With the latest drubbing, strategists have been taking a look at the impact of the slumping dollar on corporate profits, and it could provide an unexpected windfall. The U.S. Dollar index is down 8 percent so far this year, and the S&P 500 is already up 10.3 percent.
The dollar soared right after the election in late 2016 on the prospect of President Donald Trump's pro-growth policies boosting the economy and earnings. But since then, there has been no action on tax reform or fiscal stimulus, and Congress continues to struggle with health care. As a result, the Trump factor has been more than reversed.
"The buck should boost, not bite," said Sam Stovall, chief investment strategist at CFRA. "In the fourth quarter, we're going to see a reverse image of last year.

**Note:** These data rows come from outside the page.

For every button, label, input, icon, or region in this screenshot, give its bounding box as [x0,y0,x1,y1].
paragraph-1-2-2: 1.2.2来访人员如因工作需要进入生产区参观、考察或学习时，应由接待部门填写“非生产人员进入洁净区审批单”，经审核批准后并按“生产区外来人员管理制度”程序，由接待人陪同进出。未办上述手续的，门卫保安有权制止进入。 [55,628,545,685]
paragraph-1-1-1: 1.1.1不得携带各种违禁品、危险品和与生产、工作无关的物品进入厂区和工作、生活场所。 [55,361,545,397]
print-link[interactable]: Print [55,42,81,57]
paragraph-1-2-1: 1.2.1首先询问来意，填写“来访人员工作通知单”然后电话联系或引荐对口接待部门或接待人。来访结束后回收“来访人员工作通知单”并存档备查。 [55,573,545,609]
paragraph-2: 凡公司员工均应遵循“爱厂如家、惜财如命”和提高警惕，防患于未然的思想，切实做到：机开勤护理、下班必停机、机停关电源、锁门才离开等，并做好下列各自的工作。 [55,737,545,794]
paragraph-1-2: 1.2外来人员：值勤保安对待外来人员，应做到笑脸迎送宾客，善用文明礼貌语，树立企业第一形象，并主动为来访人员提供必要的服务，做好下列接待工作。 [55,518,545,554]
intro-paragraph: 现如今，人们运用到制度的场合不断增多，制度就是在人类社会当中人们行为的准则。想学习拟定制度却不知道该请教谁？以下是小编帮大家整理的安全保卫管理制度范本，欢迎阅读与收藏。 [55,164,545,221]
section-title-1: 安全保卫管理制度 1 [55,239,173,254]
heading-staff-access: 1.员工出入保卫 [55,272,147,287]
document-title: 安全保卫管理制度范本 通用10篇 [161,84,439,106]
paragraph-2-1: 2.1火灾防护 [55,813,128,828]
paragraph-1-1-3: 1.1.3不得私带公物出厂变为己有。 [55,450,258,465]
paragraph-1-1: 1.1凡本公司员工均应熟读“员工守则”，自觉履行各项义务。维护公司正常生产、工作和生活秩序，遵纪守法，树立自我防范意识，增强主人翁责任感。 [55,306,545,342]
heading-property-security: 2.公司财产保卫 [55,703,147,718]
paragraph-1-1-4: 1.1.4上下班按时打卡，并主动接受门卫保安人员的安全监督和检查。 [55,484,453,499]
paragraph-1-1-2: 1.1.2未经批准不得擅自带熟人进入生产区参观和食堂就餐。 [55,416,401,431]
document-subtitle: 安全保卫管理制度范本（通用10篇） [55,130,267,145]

While the buck took a bite out of earnings last year, it should boost them this year. ... It's also reflective of investors anticipating that the Fed is not going to be raising rates as much as was expected earlier in the year."
Analysts say the companies most likely to feel the impact of a weaker dollar are those with the most exposure overseas, as well as commodities-focused companies since the dollar weakness pushes commodities higher. Foreign sales accounted for 42.3 percent of 2016 revenues of S&P 500 companies, down from 44.3 percent the year earlier and the lowest percentage since 2003, according to Standard & Poor's.

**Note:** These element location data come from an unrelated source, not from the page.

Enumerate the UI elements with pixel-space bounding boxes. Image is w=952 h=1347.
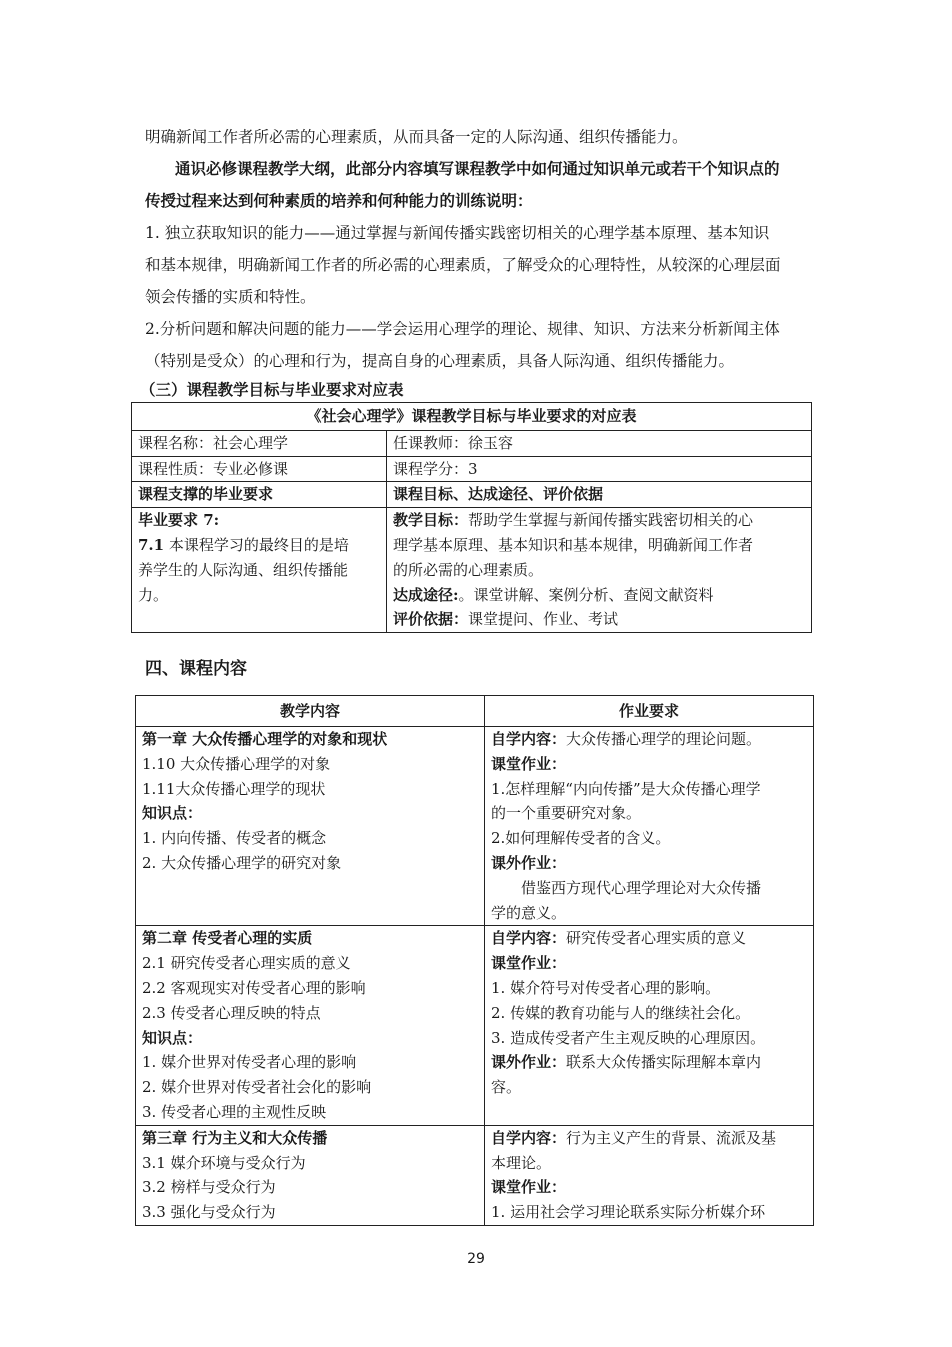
course-credit: 课程学分：3 <box>387 456 812 482</box>
page-number: 29 <box>467 1251 485 1267</box>
course-teacher: 任课教师：徐玉容 <box>387 430 812 456</box>
section-heading: （三）课程教学目标与毕业要求对应表 <box>140 380 404 399</box>
course-nature: 课程性质：专业必修课 <box>132 456 387 482</box>
chapter-1-assignments: 自学内容：大众传播心理学的理论问题。 课堂作业： 1.怎样理解“内向传播”是大众传播心理学 的一个重要研究对象。 2.如何理解传受者的含义。 课外作业： 借鉴西方现代心理学理论对大众传播 学的意义。 <box>485 727 814 926</box>
table-title: 《社会心理学》课程教学目标与毕业要求的对应表 <box>132 403 812 431</box>
chapter-3-assignments: 自学内容：行为主义产生的背景、流派及基 本理论。 课堂作业： 1. 运用社会学习理论联系实际分析媒介环 <box>485 1125 814 1225</box>
graduation-requirement: 毕业要求 7: 7.1 本课程学习的最终目的是培 养学生的人际沟通、组织传播能 力。 <box>132 508 387 633</box>
course-name: 课程名称：社会心理学 <box>132 430 387 456</box>
section-heading: 四、课程内容 <box>145 659 247 679</box>
course-content-table <box>135 695 814 1226</box>
column-header: 作业要求 <box>485 696 814 727</box>
chapter-2-assignments: 自学内容：研究传受者心理实质的意义 课堂作业： 1. 媒介符号对传受者心理的影响。 2. 传媒的教育功能与人的继续社会化。 3. 造成传受者产生主观反映的心理原因。 课外作业：联系大众传播实际理解本章内 容。 <box>485 926 814 1125</box>
ability-item-1: 领会传播的实质和特性。 <box>145 288 316 306</box>
chapter-2-content: 第二章 传受者心理的实质 2.1 研究传受者心理实质的意义 2.2 客观现实对传受者心理的影响 2.3 传受者心理反映的特点 知识点： 1. 媒介世界对传受者心理的影响 2. 媒介世界对传受者社会化的影响 3. 传受者心理的主观性反映 <box>136 926 485 1125</box>
column-header: 课程支撑的毕业要求 <box>132 482 387 508</box>
objectives-table <box>131 402 812 633</box>
ability-item-2: 2.分析问题和解决问题的能力——学会运用心理学的理论、规律、知识、方法来分析新闻主体 <box>145 320 780 338</box>
ability-item-1: 1. 独立获取知识的能力——通过掌握与新闻传播实践密切相关的心理学基本原理、基本知识 <box>145 224 770 242</box>
intro-bold-line: 通识必修课程教学大纲，此部分内容填写课程教学中如何通过知识单元或若干个知识点的 <box>175 159 780 178</box>
column-header: 课程目标、达成途径、评价依据 <box>387 482 812 508</box>
ability-item-1: 和基本规律，明确新闻工作者的所必需的心理素质，了解受众的心理特性，从较深的心理层面 <box>145 256 781 274</box>
intro-bold-line: 传授过程来达到何种素质的培养和何种能力的训练说明： <box>145 191 533 210</box>
intro-line: 明确新闻工作者所必需的心理素质，从而具备一定的人际沟通、组织传播能力。 <box>145 128 688 146</box>
course-objectives: 教学目标：帮助学生掌握与新闻传播实践密切相关的心 理学基本原理、基本知识和基本规律，明确新闻工作者 的所必需的心理素质。 达成途径:。课堂讲解、案例分析、查阅文献资料 评价依据：课堂提问、作业、考试 <box>387 508 812 633</box>
chapter-1-content: 第一章 大众传播心理学的对象和现状 1.10 大众传播心理学的对象 1.11大众传播心理学的现状 知识点： 1. 内向传播、传受者的概念 2. 大众传播心理学的研究对象 <box>136 727 485 926</box>
column-header: 教学内容 <box>136 696 485 727</box>
ability-item-2: （特别是受众）的心理和行为，提高自身的心理素质，具备人际沟通、组织传播能力。 <box>145 352 735 370</box>
chapter-3-content: 第三章 行为主义和大众传播 3.1 媒介环境与受众行为 3.2 榜样与受众行为 3.3 强化与受众行为 <box>136 1125 485 1225</box>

Source: S&P Dow Jones Indices, S&P Global Market Intelligence
Morgan Stanley analysts say for every 1 percent drop in the dollar, S&P 500 earnings could gain a half percentage point. The analysts said the dollar impacts earnings on a rolling basis and it should show up as a positive in the second half. In an example, they noted that an 8 percent decline in the dollar index by year-end would equate to a 4 percent gain in 2018 earnings per share. The firm said the dollar could fall as much as 5 percent more, and if that happens, the boost to earnings could be 6.5 percent.
Analysts from research firm Strategas also said they see a boost for stocks.

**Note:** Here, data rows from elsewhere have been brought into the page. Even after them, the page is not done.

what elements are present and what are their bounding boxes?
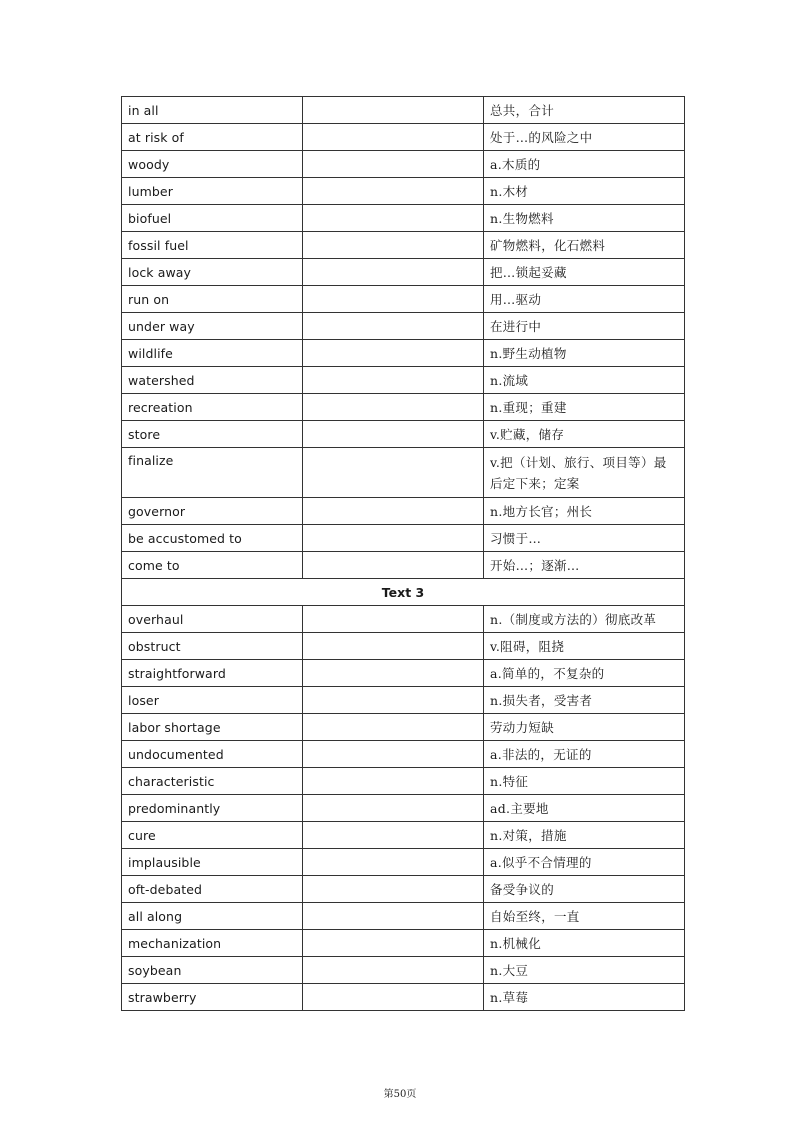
english-term: undocumented <box>122 741 303 768</box>
blank-cell <box>303 313 484 340</box>
vocab-row <box>122 498 685 525</box>
english-term: in all <box>122 97 303 124</box>
blank-cell <box>303 930 484 957</box>
chinese-meaning: n.重现；重建 <box>484 394 685 421</box>
vocab-row <box>122 286 685 313</box>
vocab-row <box>122 178 685 205</box>
english-term: at risk of <box>122 124 303 151</box>
vocab-row <box>122 903 685 930</box>
english-term: strawberry <box>122 984 303 1011</box>
chinese-meaning: 在进行中 <box>484 313 685 340</box>
chinese-meaning: 处于…的风险之中 <box>484 124 685 151</box>
blank-cell <box>303 97 484 124</box>
english-term: biofuel <box>122 205 303 232</box>
chinese-meaning: v.把（计划、旅行、项目等）最后定下来；定案 <box>484 448 685 498</box>
blank-cell <box>303 849 484 876</box>
english-term: come to <box>122 552 303 579</box>
vocab-row <box>122 633 685 660</box>
blank-cell <box>303 232 484 259</box>
blank-cell <box>303 151 484 178</box>
vocab-row <box>122 448 685 498</box>
chinese-meaning: n.损失者，受害者 <box>484 687 685 714</box>
chinese-meaning: n.草莓 <box>484 984 685 1011</box>
chinese-meaning: n.生物燃料 <box>484 205 685 232</box>
english-term: oft-debated <box>122 876 303 903</box>
chinese-meaning: v.贮藏，储存 <box>484 421 685 448</box>
blank-cell <box>303 259 484 286</box>
blank-cell <box>303 394 484 421</box>
chinese-meaning: 习惯于… <box>484 525 685 552</box>
chinese-meaning: ad.主要地 <box>484 795 685 822</box>
vocab-row <box>122 714 685 741</box>
vocab-row <box>122 876 685 903</box>
chinese-meaning: 把…锁起妥藏 <box>484 259 685 286</box>
blank-cell <box>303 367 484 394</box>
blank-cell <box>303 178 484 205</box>
blank-cell <box>303 741 484 768</box>
english-term: characteristic <box>122 768 303 795</box>
chinese-meaning: 矿物燃料，化石燃料 <box>484 232 685 259</box>
blank-cell <box>303 340 484 367</box>
vocab-row <box>122 930 685 957</box>
vocab-row <box>122 394 685 421</box>
vocab-row <box>122 259 685 286</box>
blank-cell <box>303 552 484 579</box>
chinese-meaning: 自始至终，一直 <box>484 903 685 930</box>
vocab-row <box>122 984 685 1011</box>
chinese-meaning: n.特征 <box>484 768 685 795</box>
vocab-row <box>122 552 685 579</box>
vocab-row <box>122 124 685 151</box>
blank-cell <box>303 606 484 633</box>
chinese-meaning: n.对策，措施 <box>484 822 685 849</box>
chinese-meaning: n.机械化 <box>484 930 685 957</box>
chinese-meaning: a.似乎不合情理的 <box>484 849 685 876</box>
blank-cell <box>303 957 484 984</box>
english-term: soybean <box>122 957 303 984</box>
blank-cell <box>303 205 484 232</box>
vocab-row <box>122 232 685 259</box>
english-term: watershed <box>122 367 303 394</box>
vocab-row <box>122 367 685 394</box>
english-term: overhaul <box>122 606 303 633</box>
blank-cell <box>303 124 484 151</box>
english-term: governor <box>122 498 303 525</box>
chinese-meaning: n.地方长官；州长 <box>484 498 685 525</box>
vocab-row <box>122 741 685 768</box>
vocab-row <box>122 606 685 633</box>
english-term: be accustomed to <box>122 525 303 552</box>
blank-cell <box>303 421 484 448</box>
vocabulary-table <box>121 96 685 1011</box>
blank-cell <box>303 822 484 849</box>
english-term: predominantly <box>122 795 303 822</box>
english-term: lumber <box>122 178 303 205</box>
english-term: mechanization <box>122 930 303 957</box>
english-term: wildlife <box>122 340 303 367</box>
chinese-meaning: a.木质的 <box>484 151 685 178</box>
vocab-row <box>122 660 685 687</box>
blank-cell <box>303 903 484 930</box>
vocab-row <box>122 849 685 876</box>
chinese-meaning: 开始…；逐渐… <box>484 552 685 579</box>
blank-cell <box>303 714 484 741</box>
vocab-row <box>122 822 685 849</box>
english-term: finalize <box>122 448 303 498</box>
english-term: store <box>122 421 303 448</box>
section-heading: Text 3 <box>122 579 685 606</box>
english-term: straightforward <box>122 660 303 687</box>
blank-cell <box>303 633 484 660</box>
vocab-row <box>122 97 685 124</box>
vocab-row <box>122 340 685 367</box>
blank-cell <box>303 525 484 552</box>
english-term: all along <box>122 903 303 930</box>
english-term: labor shortage <box>122 714 303 741</box>
english-term: cure <box>122 822 303 849</box>
chinese-meaning: a.简单的，不复杂的 <box>484 660 685 687</box>
blank-cell <box>303 768 484 795</box>
vocab-row <box>122 687 685 714</box>
vocab-row <box>122 313 685 340</box>
vocabulary-table-body <box>122 97 685 1011</box>
chinese-meaning: a.非法的，无证的 <box>484 741 685 768</box>
english-term: implausible <box>122 849 303 876</box>
chinese-meaning: v.阻碍，阻挠 <box>484 633 685 660</box>
section-heading-row <box>122 579 685 606</box>
blank-cell <box>303 498 484 525</box>
english-term: obstruct <box>122 633 303 660</box>
blank-cell <box>303 795 484 822</box>
chinese-meaning: n.野生动植物 <box>484 340 685 367</box>
vocab-row <box>122 205 685 232</box>
chinese-meaning: 备受争议的 <box>484 876 685 903</box>
vocab-row <box>122 151 685 178</box>
english-term: under way <box>122 313 303 340</box>
page-number: 第50页 <box>383 1089 417 1100</box>
blank-cell <box>303 448 484 498</box>
vocab-row <box>122 525 685 552</box>
vocab-row <box>122 768 685 795</box>
chinese-meaning: n.流域 <box>484 367 685 394</box>
chinese-meaning: 用…驱动 <box>484 286 685 313</box>
blank-cell <box>303 660 484 687</box>
blank-cell <box>303 876 484 903</box>
english-term: woody <box>122 151 303 178</box>
english-term: recreation <box>122 394 303 421</box>
vocab-row <box>122 421 685 448</box>
chinese-meaning: 劳动力短缺 <box>484 714 685 741</box>
blank-cell <box>303 984 484 1011</box>
english-term: fossil fuel <box>122 232 303 259</box>
english-term: lock away <box>122 259 303 286</box>
english-term: loser <box>122 687 303 714</box>
blank-cell <box>303 286 484 313</box>
chinese-meaning: 总共，合计 <box>484 97 685 124</box>
chinese-meaning: n.（制度或方法的）彻底改革 <box>484 606 685 633</box>
chinese-meaning: n.大豆 <box>484 957 685 984</box>
vocab-row <box>122 795 685 822</box>
vocab-row <box>122 957 685 984</box>
english-term: run on <box>122 286 303 313</box>
blank-cell <box>303 687 484 714</box>
chinese-meaning: n.木材 <box>484 178 685 205</box>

"In the short to intermediate term this could set the stage for powerful earnings leverage for multinationals in the coming quarters. A pickup in international economic activity coupled with a weaker dollar will lead to quite positive foreign earnings and foreign currency translation effects," they noted.
Strategas said FirstCall estimates that the impact of this could be as much as a $2 to $3 lift to [S&P 500] earnings in coming quarters. Strategas forecasts $124 for 2017 for S&P 500 companies and $135 for 2018.
"The market may not be cheap, but given the fact that S&P profits have been flat for three years at roughly $118, a first derivative change this year and a second derivative change in the next is a welcome turn of events," the strategists wrote.